Elias LJ said that the PCP which should have been applied in Ashton, and consequently by the ET in Griffiths, was the requirement to maintain a certain level of attendance at work in order not to be subject to the risk of disciplinary sanctions. When the PCP is formulated in this way it becomes clear that this was a requirement that would substantially disadvantage disabled employees whose disability increases the likelihood of absence from work.
Elias LJ also said that in Ashton the pool for comparison had been incorrectly identified. The EAT had followed another case which stated that the comparator must be similarly placed to the disabled claimant in all relevant respects, save for the disability. However, applying this comparator in circumstances where disabled and non-disabled employees are treated alike inevitably leads to a finding that no discrimination has occurred.

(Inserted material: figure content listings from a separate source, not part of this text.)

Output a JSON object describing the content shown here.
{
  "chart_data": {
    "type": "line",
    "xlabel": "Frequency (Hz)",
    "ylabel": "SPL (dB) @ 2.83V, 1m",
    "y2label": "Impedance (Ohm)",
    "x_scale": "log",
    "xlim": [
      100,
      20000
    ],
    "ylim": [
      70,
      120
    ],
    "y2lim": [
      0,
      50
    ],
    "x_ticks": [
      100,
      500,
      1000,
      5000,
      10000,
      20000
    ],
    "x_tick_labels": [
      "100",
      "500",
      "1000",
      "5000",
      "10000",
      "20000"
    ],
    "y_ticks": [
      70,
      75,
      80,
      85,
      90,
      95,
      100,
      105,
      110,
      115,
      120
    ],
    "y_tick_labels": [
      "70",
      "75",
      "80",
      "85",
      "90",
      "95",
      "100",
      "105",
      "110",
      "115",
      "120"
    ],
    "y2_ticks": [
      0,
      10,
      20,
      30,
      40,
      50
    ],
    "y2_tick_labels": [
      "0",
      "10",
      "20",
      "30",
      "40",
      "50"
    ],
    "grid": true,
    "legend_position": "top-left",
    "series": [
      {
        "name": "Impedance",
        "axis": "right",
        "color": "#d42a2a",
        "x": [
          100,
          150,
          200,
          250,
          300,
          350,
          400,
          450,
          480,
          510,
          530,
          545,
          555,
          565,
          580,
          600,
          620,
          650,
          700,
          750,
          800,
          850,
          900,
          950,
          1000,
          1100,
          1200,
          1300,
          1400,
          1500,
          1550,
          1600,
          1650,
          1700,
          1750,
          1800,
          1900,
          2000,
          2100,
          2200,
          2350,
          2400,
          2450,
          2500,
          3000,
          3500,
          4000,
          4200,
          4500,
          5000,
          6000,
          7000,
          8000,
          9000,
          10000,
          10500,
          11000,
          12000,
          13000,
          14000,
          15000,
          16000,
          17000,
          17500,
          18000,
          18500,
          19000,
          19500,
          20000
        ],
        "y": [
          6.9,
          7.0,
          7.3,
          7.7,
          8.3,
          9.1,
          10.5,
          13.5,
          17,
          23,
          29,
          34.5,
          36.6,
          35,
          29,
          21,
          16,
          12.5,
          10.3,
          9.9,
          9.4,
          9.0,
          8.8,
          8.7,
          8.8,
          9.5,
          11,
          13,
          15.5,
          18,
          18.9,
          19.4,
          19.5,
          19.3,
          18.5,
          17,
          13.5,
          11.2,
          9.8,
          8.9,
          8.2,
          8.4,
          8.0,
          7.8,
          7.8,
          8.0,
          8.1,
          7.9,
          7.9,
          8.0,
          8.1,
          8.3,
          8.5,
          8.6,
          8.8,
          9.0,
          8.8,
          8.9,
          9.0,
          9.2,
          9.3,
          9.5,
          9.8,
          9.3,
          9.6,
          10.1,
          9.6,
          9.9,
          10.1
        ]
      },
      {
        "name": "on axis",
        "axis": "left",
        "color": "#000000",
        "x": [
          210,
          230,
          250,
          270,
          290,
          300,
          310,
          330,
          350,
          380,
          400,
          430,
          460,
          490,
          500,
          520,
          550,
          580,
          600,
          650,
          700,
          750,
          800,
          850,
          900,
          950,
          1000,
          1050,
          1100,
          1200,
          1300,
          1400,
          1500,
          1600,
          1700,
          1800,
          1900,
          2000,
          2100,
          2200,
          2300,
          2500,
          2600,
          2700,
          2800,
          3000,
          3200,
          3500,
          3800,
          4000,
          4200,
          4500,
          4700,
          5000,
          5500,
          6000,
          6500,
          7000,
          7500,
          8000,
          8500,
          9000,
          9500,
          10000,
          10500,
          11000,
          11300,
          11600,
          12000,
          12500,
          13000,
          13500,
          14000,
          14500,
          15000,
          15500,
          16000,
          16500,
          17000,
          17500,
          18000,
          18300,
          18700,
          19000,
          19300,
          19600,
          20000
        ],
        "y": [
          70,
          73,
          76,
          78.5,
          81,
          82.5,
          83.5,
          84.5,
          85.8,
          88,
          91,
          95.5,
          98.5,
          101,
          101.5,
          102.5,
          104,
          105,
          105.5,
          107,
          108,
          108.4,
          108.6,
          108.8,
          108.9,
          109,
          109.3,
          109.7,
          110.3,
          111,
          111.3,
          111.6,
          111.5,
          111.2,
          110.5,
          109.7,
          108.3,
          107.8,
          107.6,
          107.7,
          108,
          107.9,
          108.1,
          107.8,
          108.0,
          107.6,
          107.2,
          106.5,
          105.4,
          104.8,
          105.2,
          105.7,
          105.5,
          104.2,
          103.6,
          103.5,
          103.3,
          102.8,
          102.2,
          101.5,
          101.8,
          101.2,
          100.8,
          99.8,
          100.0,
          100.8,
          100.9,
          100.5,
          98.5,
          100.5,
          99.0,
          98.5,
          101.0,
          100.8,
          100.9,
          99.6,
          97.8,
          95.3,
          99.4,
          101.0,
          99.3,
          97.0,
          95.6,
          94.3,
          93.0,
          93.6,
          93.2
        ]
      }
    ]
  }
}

The Court of Appeal therefore held that both the ET and EAT has been wrong in reaching its conclusion that the reasonable adjustments duty was not engaged simply because the absence management policy was applied equally to everyone. The duty arises once there is evidence that the arrangements place the disabled person at a substantial disadvantage because of the person’s disability.
Points to note
This case has determined the position surrounding reasonable adjustments and absence management policies by holding that triggers from disciplinary sanctions under such policies are subject to the duty to make reasonable adjustments.
The trouble with Ashton was that it abolished the duty to make reasonable adjustments through establishing an incorrect PCP. It is therefore vital to correctly formulate the PCP in order to be able to demonstrate the disadvantage to which the claimant has been put.
It is also worth noting that claimants should ensure their claims are appropriately pleaded by bringing complementary claims of discrimination arising from disability and indirect discrimination where appropriate.